Сколько человеческих тайн хранят книги. Фото автора
В 1990 году на книжном аукционе в Ленинграде я приобрел посмертное собрание стихов Алексея Кольцова, изданное в 1856 году Козьмой Солдатенковым и Николаем Щепкиным. Меня привлекла статья друга Кольцова Серебрянского «Мысли о музыке». Карандашный слабочитаемый текст на внутренней стороне обложки я сумел прочитать уже дома. Это оказались стихотворные строки:
Когда бъ он знал,
что пламенной душой
С его душой сливаюсь тайно я,
Когда бъ он знал, что горькою
тоской
Отравлена сегодня
жизнь моя!
Когда бъ он знал,
как страстно
и как нежно
Он, мой кумир рабой своей….
Шестая строка обрывалась недописанной. И только после того как я нашел стихотворение, из которого были взяты эти строки, выяснилось слово, которое не осмелился написать пишущий, – «любим».
Именно эта заминка задала вектор моих размышлений. Писала, конечно, женщина. Об этом говорит прежде всего почерк, да и сам смысл этих строк. Видимо, слово «любим» касалось самого важного, самого священного и таимого чувства, в котором автор боится признаться себе самой. И любовь эта скорее всего безответная, не имевшая разрешения в жизни и, по-видимому, пронесенная сквозь многие годы жизни, сквозь все перипетии ее и многочисленные светские романы и просто влюбленности автора этих строк, написавшего их на книге Кольцова, вышедшей в 1856-м, когда автору оставалось жизни всего два года. Ибо автором этих строк была известная поэтесса XIX века Евдокия Ростопчина, в свое время беседовавшая с Пушкиным, дружившая еще с отрочества с Лермонтовым, Вяземским, Жуковским и другими представителями русской литературы.
О том, что стихи эти обращены к Кольцову, говорит сам факт записи их на его книге стихотворений. Но возникает вопрос: были ли знакомы Кольцов и Ростопчина? Да, были. И виделись они или в Воронеже, или в имении Ростопчиных под Воронежем. Об их встрече пишет Кольцов Владимиру Одоевскому 15 февраля 1839 года: «Ваше сиятельство, любезный князь, Владимир Федорович! Недавно я был с вашим письмом у графа и графини Евдокии Ростопчиной и целый вечер пробыл у них чудесным образом. Что за женщина эта графиня! В нашем матерьяльном городке, после этой пошлой толпы людей и дрянных женщин, такая встреча невольно погружает душу в сладкое упоительное забвение; заботы, горе, нужды как-то принимают другой образ, волнуют душу, – но не рвут, не мучат ея». Казалось бы, единственная встреча в жизни! Могла ли она стать причиной столь глубокого и длительного чувства?
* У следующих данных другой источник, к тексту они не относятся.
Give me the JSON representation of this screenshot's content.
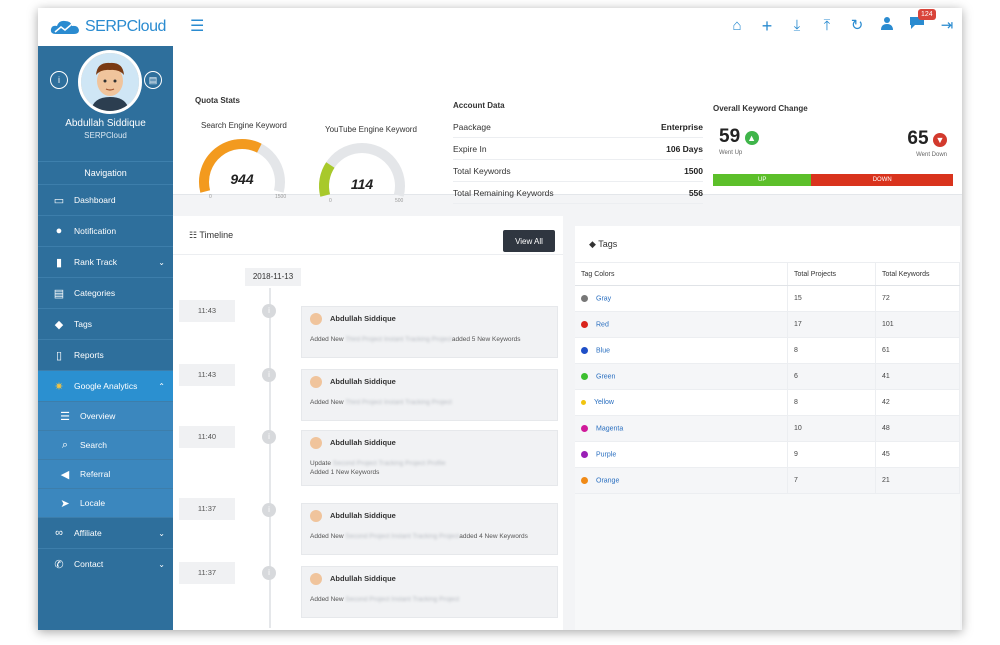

Но, как видим, и сам Кольцов остался в восхищении графиней Евдокией. Но он был реалистом в своей непростой жизни и дальше восхищения не помыслил. Что же касается самой графини Ростопчиной с ее легковоспламеняющейся душой, этого «целого вечера» было вполне достаточно.
Но их разделял непроходимый барьер социального неравенства. Пересечься в жизни они не могли. Даже проявить свое чувство в стихах графиня не осмелилась. По всем понятиям своей аристократической среды, да и своим личным, она не могла спуститься «так низко» до воронежского мещанина. Но сердцу не прикажешь, и в ее сердце нашелся тайный неведомый ей самой уголок, где жило, несмотря ни на что, затаенное чувство. Это было вполне в ее натуре. В 1840 году она пишет стихотворение «Как должна писать женщина»:
Не только я люблю,
чтоб лучше снов своих
Певица робка совсем
не выдавала,
Чтоб имя призрака
ее невольных грез,
Чтоб повесть милую любви
и сладких слез
Она, стыдливая, таила
и скрывала.
Да, Ростопчина не написала стихов на смерть Алексея Кольцова. Но строки, вырвавшиеся из ее сердца еще в 1830 году и замаскированные под подражание французской поэтессе Дебор-Вальмор, неожиданно выразили то, что столько лет не находило выхода из глубины души.
В предисловии к составленной им книге избранных сочинений графини Ростопчиной «Талисман» Виктор Афанасьев пишет: «У Ростопчиной тоже в молодости была какая-то, оставшаяся для всех тайной история – трагическая любовь, наложившая свой отсвет на многие произведения».
Быть может, этот автограф на книге Кольцова проливает свет на одну из тайн замечательной поэтессы Евдокии Ростопчиной.